El Museo Nacional de Antropología es, sin matices, uno de los grandes museos del planeta. Su acervo prehispánico, que abarca olmecas, mayas, aztecas, toltecas y decenas de culturas más, se despliega en 24 salas que combinan interiores cuidadosamente iluminados con patios y estructuras al aire libre. El momento cumbre llega ante la Piedra del Sol: su escala detiene a la gente en seco. La réplica de la tumba de Pakal produce el mismo silencio reverente. Dos cosas pesan de verdad: casi todas las cédulas individuales están solo en español, lo que deja a los no hispanohablantes ante piezas sin historia legible, y el volumen de contenido es tan vasto que la fatiga llega antes que el final del recorrido. Venir con guía o con estrategia previa no es un lujo, es una decisión inteligente. Llegar al abrir marca la diferencia.

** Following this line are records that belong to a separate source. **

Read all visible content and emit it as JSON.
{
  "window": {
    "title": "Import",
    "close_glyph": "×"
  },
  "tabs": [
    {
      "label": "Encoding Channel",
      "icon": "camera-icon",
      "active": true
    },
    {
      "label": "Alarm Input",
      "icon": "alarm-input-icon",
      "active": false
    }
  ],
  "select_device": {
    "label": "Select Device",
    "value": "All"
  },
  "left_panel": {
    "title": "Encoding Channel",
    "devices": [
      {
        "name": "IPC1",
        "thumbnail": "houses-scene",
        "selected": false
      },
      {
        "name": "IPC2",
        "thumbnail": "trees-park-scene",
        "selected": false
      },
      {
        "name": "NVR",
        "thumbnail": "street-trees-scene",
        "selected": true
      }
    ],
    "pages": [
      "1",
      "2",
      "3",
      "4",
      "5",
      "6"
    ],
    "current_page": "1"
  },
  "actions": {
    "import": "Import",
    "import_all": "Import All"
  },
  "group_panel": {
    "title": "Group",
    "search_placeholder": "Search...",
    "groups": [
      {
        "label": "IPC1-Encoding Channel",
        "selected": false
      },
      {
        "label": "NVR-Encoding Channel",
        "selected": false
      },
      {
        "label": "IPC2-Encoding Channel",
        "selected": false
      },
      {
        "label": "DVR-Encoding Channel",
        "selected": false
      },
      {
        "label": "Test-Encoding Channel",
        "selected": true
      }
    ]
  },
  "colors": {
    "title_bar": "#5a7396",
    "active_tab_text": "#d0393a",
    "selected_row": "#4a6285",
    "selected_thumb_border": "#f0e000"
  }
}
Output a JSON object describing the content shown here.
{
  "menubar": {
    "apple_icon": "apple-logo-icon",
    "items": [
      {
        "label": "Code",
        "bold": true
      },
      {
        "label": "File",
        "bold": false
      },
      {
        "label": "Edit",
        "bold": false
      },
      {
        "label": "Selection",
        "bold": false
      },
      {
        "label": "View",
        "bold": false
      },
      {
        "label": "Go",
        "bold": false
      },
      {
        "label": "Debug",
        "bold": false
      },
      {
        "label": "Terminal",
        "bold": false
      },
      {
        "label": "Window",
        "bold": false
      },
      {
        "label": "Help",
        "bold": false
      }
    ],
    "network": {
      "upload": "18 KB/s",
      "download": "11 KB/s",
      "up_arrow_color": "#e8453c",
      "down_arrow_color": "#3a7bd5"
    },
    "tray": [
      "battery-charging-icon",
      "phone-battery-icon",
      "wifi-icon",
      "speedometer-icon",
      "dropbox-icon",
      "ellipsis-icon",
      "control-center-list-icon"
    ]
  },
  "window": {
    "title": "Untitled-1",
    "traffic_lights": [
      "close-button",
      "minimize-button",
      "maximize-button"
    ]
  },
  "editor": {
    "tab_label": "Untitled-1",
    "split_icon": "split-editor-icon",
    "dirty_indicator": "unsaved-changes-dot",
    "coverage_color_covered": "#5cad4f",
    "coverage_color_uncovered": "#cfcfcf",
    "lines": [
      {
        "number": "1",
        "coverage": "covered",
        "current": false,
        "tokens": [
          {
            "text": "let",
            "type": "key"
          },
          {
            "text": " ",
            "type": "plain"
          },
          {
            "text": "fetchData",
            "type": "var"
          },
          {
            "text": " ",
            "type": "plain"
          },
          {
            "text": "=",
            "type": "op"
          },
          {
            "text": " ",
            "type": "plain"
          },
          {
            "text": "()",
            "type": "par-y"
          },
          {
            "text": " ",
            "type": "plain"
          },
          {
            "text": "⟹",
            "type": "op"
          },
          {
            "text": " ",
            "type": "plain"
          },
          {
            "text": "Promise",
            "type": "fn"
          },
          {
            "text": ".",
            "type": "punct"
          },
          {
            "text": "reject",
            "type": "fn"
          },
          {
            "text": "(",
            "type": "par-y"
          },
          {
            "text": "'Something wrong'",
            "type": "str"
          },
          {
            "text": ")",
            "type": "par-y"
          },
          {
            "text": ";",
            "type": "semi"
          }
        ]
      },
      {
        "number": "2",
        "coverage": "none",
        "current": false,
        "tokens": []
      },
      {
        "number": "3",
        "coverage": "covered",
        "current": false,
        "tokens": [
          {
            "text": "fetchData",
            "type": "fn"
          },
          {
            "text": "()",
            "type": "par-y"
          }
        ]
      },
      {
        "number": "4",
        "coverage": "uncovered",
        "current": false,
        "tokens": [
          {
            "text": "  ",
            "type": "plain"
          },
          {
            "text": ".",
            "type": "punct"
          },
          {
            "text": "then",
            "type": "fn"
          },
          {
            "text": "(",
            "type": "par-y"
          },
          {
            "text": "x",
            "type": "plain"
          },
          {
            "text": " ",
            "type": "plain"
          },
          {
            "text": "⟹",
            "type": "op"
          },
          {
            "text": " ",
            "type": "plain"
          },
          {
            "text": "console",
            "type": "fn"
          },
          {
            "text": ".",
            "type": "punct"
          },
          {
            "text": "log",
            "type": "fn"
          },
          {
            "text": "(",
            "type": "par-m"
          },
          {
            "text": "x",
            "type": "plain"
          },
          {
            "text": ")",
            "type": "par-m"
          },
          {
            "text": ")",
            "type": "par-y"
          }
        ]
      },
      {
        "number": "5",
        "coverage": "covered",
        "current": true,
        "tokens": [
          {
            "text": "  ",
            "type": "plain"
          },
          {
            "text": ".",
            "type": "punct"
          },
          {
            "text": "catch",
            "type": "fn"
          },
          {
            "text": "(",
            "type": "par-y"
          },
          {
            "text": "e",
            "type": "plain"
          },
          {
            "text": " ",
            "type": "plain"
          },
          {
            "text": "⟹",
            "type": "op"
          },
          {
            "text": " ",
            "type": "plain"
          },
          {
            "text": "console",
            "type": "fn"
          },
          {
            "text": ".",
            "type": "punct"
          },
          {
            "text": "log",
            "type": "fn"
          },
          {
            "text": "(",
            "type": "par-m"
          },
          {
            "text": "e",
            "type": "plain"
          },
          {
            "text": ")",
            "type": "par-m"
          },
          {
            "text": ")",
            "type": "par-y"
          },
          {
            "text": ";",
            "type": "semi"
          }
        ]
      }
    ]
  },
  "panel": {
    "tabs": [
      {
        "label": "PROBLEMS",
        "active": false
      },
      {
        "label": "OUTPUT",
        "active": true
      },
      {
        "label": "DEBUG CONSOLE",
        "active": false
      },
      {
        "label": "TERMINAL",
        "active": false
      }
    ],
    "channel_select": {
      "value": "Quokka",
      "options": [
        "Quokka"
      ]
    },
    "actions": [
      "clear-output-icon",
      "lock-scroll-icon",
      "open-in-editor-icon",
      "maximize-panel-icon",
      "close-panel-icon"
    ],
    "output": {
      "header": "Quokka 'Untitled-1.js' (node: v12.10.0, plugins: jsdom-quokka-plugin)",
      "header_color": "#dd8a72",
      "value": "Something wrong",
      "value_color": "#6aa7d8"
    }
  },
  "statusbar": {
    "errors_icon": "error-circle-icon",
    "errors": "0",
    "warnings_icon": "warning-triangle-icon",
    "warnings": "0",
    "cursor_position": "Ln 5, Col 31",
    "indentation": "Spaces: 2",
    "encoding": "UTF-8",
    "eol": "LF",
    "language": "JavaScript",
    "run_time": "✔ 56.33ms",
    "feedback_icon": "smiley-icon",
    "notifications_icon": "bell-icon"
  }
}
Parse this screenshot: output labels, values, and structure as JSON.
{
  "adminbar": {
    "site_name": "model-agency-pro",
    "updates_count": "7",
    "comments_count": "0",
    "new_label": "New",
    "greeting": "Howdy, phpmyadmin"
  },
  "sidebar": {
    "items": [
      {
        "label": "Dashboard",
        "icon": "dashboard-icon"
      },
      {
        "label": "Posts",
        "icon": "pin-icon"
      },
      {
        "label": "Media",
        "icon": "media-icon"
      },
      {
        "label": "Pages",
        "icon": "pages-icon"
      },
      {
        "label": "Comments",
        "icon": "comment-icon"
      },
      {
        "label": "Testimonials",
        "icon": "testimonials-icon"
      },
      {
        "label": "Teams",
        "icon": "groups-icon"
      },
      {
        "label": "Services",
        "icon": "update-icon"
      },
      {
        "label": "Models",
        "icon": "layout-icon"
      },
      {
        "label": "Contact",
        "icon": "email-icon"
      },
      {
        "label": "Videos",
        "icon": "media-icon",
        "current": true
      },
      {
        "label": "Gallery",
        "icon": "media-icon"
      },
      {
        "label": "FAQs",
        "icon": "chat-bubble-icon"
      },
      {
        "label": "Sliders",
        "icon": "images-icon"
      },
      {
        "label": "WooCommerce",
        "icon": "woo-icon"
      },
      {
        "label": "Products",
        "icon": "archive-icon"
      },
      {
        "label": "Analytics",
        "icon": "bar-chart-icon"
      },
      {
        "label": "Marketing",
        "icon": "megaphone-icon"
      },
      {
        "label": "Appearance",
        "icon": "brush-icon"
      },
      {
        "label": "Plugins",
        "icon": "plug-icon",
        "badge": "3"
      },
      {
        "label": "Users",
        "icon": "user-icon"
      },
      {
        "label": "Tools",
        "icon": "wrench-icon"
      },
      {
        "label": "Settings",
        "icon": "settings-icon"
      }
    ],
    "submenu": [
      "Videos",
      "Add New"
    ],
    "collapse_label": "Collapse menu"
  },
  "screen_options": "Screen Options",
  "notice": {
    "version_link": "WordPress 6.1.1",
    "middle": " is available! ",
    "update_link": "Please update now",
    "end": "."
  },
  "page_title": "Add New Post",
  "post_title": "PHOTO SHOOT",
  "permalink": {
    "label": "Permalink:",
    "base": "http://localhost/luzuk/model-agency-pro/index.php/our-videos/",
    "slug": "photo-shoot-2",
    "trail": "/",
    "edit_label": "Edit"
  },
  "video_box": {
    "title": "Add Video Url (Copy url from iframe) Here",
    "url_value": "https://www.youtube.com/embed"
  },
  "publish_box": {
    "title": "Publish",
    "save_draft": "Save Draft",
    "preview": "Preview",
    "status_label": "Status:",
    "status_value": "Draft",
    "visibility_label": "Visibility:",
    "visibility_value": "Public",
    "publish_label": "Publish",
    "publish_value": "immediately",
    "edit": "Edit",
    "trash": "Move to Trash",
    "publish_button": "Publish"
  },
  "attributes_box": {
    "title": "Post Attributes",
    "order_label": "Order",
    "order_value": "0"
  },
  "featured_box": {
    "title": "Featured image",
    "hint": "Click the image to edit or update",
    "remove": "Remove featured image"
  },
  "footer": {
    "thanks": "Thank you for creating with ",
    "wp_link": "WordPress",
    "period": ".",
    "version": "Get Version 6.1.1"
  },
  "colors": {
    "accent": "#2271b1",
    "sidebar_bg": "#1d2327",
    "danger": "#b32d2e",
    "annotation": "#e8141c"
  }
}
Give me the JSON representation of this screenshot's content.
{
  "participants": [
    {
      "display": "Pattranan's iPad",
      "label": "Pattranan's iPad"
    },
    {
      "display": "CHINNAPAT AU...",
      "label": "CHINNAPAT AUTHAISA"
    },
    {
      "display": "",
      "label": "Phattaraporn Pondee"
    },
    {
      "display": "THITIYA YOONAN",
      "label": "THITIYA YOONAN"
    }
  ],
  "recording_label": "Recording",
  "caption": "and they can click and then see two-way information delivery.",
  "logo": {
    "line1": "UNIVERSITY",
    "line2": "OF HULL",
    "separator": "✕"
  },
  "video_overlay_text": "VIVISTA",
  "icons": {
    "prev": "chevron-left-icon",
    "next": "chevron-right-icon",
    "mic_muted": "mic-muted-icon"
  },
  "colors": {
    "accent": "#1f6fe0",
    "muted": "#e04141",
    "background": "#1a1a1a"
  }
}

El Museo Nacional de Antropología resetea cómo entiendes Mesoamérica. La arquitectura sola ya vale la entrada: ese patio central bajo el paraguas monumental es una obra, y después llegan la Piedra del Sol y las salas mayas que te detienen. Eso sí
Cuándo ir
Ve de martes a viernes por la mañana; los domingos y fines de semana generan filas largas en taquilla y acceso.
Cuánto tiempo
Reserva al menos 3 horas; intentar verlo completo en menos tiempo produce saturación y no hace justicia a la colección.
No te pierdas
La Sala Mexica con la Piedra del Sol y la réplica de la tumba de Pakal; ve con guía, ya que la mayoría de cédulas están solo en español.
Entrada
Tiene costo de gama media; los visitantes extranjeros pagan tarifa diferenciada y más alta que la nacional.